I came back and things were starting to really settle in, but like I said it was 17 years before we got heat, we got the boiler in and everything, and didn’t have to rely on stolen electricity anymore. But the neighborhood was beautiful. God I miss it. No cabs would come down here, no tourists, no drunks, only junkies.
The community was really tight. Everybody knew each other, there were lots of really good shops. There were tons of artists here, people of all stripes. Everybody was making art, and there were clubs where you could go to see really good bands. It was more peaceful back them. It was quiet. I can barely walk down the sidewalks anymore, it’s so crowded. They keep building shit buildings here and packing more people in and they do nothing about the infrastructure.
I miss the freedom. I could climb the tower of the Williamsburg Bridge. A friend was making a movie and we threw an effigy of me off the tower, to film someone jumping off the tower, and I walked down the stairs and off the bridge. Even though traffic was stopped nothing happened to me.
I did anything I could get. Since we were working on the house, I was able to get jobs in New Jersey at the scenic design places, which would be preparing the sets, loading them in, loading them out. I was doing fashion shows, movie sets— all kinds of stuff.
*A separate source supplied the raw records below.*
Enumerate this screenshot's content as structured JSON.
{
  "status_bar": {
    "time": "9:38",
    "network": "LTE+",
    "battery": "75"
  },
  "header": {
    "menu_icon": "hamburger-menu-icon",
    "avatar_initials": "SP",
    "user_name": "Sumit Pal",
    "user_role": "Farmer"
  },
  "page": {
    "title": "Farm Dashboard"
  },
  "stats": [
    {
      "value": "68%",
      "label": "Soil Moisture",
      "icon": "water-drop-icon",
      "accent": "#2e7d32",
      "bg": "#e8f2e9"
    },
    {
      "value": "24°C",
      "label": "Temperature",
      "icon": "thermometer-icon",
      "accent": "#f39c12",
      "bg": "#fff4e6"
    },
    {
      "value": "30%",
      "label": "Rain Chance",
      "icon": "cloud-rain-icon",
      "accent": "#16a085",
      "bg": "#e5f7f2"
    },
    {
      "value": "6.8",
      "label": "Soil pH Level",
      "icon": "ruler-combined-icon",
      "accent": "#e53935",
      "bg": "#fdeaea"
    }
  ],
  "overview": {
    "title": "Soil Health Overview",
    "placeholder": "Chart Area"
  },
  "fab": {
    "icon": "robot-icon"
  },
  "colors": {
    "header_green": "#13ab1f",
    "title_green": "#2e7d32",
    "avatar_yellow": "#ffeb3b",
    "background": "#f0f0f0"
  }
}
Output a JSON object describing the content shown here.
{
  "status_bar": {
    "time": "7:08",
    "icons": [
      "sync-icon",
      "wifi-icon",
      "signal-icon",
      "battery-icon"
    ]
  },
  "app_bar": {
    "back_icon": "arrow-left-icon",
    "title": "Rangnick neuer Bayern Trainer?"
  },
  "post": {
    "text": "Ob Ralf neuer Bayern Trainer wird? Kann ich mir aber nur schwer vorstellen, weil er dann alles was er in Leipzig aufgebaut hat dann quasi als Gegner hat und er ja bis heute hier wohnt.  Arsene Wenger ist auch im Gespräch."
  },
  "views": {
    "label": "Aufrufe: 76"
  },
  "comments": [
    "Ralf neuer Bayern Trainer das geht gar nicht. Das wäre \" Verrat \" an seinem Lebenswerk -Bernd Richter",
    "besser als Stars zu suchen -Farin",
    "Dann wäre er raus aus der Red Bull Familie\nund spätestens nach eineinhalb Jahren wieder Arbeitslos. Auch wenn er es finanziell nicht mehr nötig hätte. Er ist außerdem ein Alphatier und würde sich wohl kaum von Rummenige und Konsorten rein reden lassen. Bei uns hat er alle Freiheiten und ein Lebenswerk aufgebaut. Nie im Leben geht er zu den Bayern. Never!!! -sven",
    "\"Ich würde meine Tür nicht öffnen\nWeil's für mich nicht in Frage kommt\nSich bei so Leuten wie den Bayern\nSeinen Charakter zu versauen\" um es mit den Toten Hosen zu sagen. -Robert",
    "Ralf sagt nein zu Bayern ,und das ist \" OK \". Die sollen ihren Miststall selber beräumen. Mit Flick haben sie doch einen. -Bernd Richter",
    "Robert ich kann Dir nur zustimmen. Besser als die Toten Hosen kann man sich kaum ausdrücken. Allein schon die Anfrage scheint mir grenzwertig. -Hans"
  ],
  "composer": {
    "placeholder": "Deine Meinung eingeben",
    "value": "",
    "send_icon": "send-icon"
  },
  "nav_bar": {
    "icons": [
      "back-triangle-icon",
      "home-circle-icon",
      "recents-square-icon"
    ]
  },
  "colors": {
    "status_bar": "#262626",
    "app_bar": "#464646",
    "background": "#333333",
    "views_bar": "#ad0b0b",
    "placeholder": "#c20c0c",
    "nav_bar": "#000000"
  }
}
Also, I’m very into other species rights as well. I care for a little feral cat who lives in a garden, and I work with city critters helping place cats. I’ve been doing so for awhile. And I have 18 cats. Feeding the cats isn’t a problem, feeding myself is another story.
James Maher is a fine art and studio photographer based in the East Village. Find his website here.
7 comments:
Great interview, I've enjoyed both parts. I envy the freedom that once was...
And to the rubes who love to say the EV/LES has always been loud, BS! Anyone who lived here for any length of time knows it was a quiet area. No roving gangs of screaming drunks.
I know this is about the squat, but still...no mention of Siobhan's Howard Stern years? Or her feline fecal artwork?
Exactly @Cosmo ... Grew up on St Marks, left and came back when parents were ready to leave. Although St Narks has been busy, its crazy today and it never feels quiet.
I think there were 1,000 cats involved in this.
Great interview! Great comments about East Germany.
I enjoyed this interview. She's insightful, intelligent, and beautiful. Best of luck to her.
Hey! I just realized I have that shirt; it's from Kembra!